Warm up with a delicious bowl of Creamy Green Goddess White Chicken Chili that's easy to make and perfect for any occasion! Made with tender chicken, flavorful spices, and a creamy cheese finish, this recipe is a comforting delight. Just toss the ingredients into a slow cooker and let it do the magic! Ready to savor this mouthwatering chili? Click through for the full recipe and get ready to enjoy a hearty meal everyone will love!

Ingredients
  

1 lb boneless, skinless chicken breasts

1 can (15 oz) great northern beans, rinsed and drained

1 can (15 oz) diced green chilies

1 medium onion, diced

3 cloves garlic, minced

1 cup corn kernels (fresh or frozen)

4 cups low-sodium chicken broth

1 teaspoon cumin

1 teaspoon oregano

1 teaspoon paprika

½ teaspoon black pepper

Salt, to taste

½ cup cream cheese, softened

1 cup shredded Monterey Jack cheese

Fresh cilantro, for garnish

Lime wedges, for serving

Instructions
 

In the slow cooker, add the boneless chicken breasts, great northern beans, diced green chilies, diced onion, minced garlic, and corn.

    Pour the chicken broth over the mixture, and stir in the cumin, oregano, paprika, black pepper, and salt.

      Cover the slow cooker and cook on low for 6-7 hours or on high for 3-4 hours, until the chicken is cooked through and tender.

        Once the cooking time is up, remove the chicken breasts and shred them using two forks.
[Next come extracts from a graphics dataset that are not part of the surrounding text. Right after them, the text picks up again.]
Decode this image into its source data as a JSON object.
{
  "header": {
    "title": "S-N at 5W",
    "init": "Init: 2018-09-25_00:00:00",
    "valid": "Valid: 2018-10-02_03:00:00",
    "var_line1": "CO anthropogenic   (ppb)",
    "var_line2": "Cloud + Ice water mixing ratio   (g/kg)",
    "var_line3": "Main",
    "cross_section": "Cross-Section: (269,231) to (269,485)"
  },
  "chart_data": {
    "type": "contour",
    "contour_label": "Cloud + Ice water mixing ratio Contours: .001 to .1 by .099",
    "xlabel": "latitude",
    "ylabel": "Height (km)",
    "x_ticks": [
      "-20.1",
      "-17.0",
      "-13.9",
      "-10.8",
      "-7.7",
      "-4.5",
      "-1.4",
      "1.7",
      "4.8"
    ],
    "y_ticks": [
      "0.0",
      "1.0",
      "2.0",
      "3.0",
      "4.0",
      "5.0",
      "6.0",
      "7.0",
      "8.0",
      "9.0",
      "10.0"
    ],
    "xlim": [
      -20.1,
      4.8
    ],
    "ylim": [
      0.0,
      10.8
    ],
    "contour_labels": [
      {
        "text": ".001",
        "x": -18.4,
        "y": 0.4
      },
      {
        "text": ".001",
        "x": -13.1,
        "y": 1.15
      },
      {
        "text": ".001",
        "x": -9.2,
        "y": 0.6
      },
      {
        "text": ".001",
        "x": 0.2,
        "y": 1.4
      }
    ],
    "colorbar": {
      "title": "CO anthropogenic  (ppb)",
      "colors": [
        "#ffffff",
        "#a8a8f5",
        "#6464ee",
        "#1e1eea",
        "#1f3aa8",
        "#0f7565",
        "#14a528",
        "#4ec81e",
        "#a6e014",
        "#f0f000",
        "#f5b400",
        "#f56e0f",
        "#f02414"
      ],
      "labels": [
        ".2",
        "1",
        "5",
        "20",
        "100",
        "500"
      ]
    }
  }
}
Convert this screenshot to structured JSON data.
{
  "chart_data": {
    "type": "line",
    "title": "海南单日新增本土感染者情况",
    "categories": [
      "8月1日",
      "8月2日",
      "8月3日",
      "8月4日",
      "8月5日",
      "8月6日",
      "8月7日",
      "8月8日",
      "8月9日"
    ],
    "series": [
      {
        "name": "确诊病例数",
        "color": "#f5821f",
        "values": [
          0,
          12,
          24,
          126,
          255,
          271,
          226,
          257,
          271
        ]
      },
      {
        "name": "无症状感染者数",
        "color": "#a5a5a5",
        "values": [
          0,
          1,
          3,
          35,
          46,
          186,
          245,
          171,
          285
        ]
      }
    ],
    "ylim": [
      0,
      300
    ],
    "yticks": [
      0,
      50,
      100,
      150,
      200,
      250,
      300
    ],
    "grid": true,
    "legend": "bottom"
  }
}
Return the shredded chicken back into the slow cooker.

          Add the softened cream cheese and shredded Monterey Jack cheese to the chili, stirring well until the cheeses are melted and incorporated into the broth.
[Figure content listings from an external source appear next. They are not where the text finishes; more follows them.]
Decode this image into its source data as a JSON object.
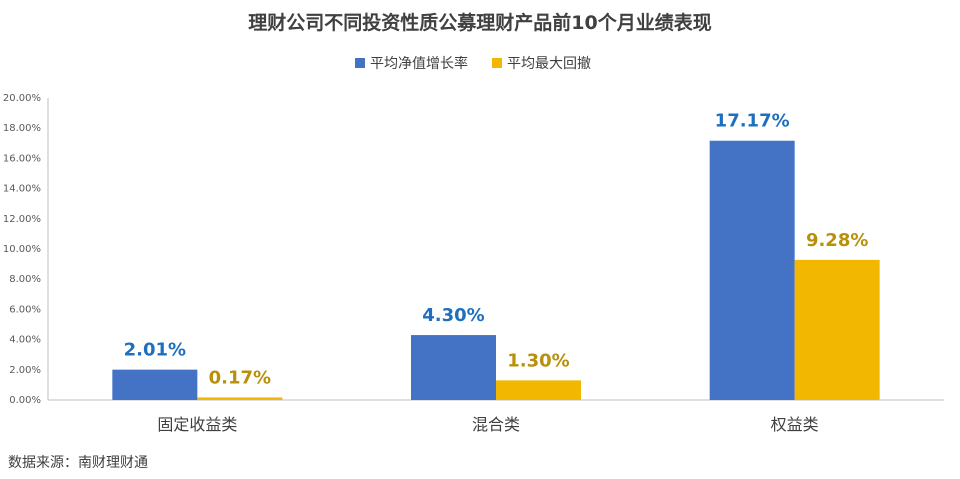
{
  "chart_data": {
    "type": "bar",
    "title": "理财公司不同投资性质公募理财产品前10个月业绩表现",
    "categories": [
      "固定收益类",
      "混合类",
      "权益类"
    ],
    "series": [
      {
        "name": "平均净值增长率",
        "values": [
          2.01,
          4.3,
          17.17
        ],
        "labels": [
          "2.01%",
          "4.30%",
          "17.17%"
        ],
        "color": "#4472c4"
      },
      {
        "name": "平均最大回撤",
        "values": [
          0.17,
          1.3,
          9.28
        ],
        "labels": [
          "0.17%",
          "1.30%",
          "9.28%"
        ],
        "color": "#f2b700"
      }
    ],
    "ylim": [
      0,
      20
    ],
    "yticks": [
      "0.00%",
      "2.00%",
      "4.00%",
      "6.00%",
      "8.00%",
      "10.00%",
      "12.00%",
      "14.00%",
      "16.00%",
      "18.00%",
      "20.00%"
    ],
    "legend_position": "top-center",
    "grid": false,
    "source": "数据来源：南财理财通"
  }
}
            Taste and adjust seasoning with additional salt or pepper if needed.

              Let the chili simmer for about 15 minutes more to thicken and blend the flavors.

                Prep Time: 15 minutes | Total Time: 7 hours | Servings: 6

                  - Presentation Tips: Ladle the chili into bowls and garnish with fresh cilantro and a squeeze of lime juice. Serve with tortilla chips on the side for added crunch!